Kweighbaye Kotee, filmmaker and Bushwick Film Festival co-founder, says she immediately felt at home when she moved to Bushwick seven years ago, because of the neighborhood’s combination of young artists and Latin American immigrants. “I was coming from both ends,” says Kotee, who recognized not only a thriving arts community, but elements of her cultural identity as well–she immigrated from Liberia to Newark when she was three. “I saw my family—the story of my family. I know how it feels to be in an underserved community and not feel like you have a voice. I wanted [mine] to not be like every other gentrification story. I wanted to contribute to it developing in a different way.”
And so the Bushwick Film Festival, now in its sixth year, was born. This year’s festival, which starts today and runs through Oct. 6, is being held at Light Space Studios. The opener, We Will Riot, was shot in Bushwick and Lithuania, where the main character, an up-and-coming NYC DJ, travels to meet his estranged grandmother. A Q&A with director Romas Zabarauskas and the cast will follow the U.S. premiere on Oct. 4.
The lineup includes an Oct. 5 screening of Una Noche, written and directed by Lucy Molloy, who screened her first film at the inaugural BFF in 2008. The film follows three teenagers escaping from Havana to Miami, and won three awards in the narrative feature category at the 2012 Tribeca Film Festival.
Works from Bushwick filmmakers Brett Glass (The Misadventures of Incredible Dr. Wonderfoot) and Natalia Leite (The Game) and animator Morgan Miller (Woman Who Hates Plants) are part of the Oct. 6 short film program. Feature films include an Oct. 5 screening of the drama Roxie and an Oct. 6 showing of the eco-documentary Elemental.
Ten percent of ticket sales from the festival will go to Rainbow Town, a home in Liberia for children orphaned and displaced by civil war and the subject of a 2010 documentary of the same name.
A New Media Interactive Day on Oct. 5 has been added to this year’s festival lineup, with an expert panel, followed by a screening of film projects, including The Taxi Takes on the World, a collection of conversations between cab drivers and passengers; Colorism, a documentary that explores discrimination; and Surveillance Siddhi, a short film based on an MIT-developed algorithm that gives a visual representation for human emotion. The new media portion of the festival also features three web series, including East WillyB, based on the Latino community in Bushwick.

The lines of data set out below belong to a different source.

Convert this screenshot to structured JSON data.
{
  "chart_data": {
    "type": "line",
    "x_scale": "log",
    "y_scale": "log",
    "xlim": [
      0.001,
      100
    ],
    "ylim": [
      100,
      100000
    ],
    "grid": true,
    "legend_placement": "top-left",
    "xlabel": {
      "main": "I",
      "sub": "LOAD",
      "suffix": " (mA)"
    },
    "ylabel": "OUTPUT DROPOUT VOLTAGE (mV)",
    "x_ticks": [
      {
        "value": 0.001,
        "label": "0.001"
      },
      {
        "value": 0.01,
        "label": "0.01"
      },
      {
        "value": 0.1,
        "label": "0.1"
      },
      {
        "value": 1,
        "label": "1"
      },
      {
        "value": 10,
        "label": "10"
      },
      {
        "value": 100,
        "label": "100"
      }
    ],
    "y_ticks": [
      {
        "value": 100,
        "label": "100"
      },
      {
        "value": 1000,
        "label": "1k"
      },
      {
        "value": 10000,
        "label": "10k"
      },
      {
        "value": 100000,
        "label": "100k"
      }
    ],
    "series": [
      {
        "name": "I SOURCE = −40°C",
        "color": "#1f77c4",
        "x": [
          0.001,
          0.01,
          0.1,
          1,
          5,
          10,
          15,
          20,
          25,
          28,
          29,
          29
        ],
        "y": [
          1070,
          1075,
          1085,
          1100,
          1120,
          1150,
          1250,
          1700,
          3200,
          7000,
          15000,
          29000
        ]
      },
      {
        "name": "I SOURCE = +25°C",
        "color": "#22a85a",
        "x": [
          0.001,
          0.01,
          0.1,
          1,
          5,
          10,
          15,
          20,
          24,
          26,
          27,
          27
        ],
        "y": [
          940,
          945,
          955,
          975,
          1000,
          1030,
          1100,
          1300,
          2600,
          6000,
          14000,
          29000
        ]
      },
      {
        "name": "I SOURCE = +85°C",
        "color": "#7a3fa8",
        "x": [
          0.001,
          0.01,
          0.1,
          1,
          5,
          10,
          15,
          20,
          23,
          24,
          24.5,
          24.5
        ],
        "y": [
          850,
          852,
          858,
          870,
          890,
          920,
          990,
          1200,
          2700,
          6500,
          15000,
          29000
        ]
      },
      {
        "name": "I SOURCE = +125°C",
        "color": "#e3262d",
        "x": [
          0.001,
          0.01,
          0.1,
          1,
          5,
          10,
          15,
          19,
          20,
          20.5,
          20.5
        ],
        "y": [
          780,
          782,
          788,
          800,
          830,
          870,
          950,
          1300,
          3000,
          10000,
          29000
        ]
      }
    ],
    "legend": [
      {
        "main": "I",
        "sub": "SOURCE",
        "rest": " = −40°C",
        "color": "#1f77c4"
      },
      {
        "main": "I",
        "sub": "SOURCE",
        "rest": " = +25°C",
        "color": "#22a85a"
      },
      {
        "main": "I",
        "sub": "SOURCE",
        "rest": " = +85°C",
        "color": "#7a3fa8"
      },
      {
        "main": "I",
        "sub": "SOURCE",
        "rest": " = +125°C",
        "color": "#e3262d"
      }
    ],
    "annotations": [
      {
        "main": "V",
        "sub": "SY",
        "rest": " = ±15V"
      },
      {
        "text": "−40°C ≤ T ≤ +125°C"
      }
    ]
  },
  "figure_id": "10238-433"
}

Kotee and BFF partner Meenakshi Thirukode also recently launched a program called Bushwick Diaries, which encourages people to share their stories about Bushwick on the social media and storytelling platform Cowbird. Next spring, they’ll expand the festival’s community outreach with a six-week youth film program, an adult indie film school and a course to educate small business owners on the use of social media.
Kotee hopes to have a positive impact on how Bushwick develops. “I thought that I had not only the ability to do that, but I was really passionate about it,” she says. “That’s why I fell in love with Bushwick and I could use everything I had to contribute—filmmaking and storytelling.”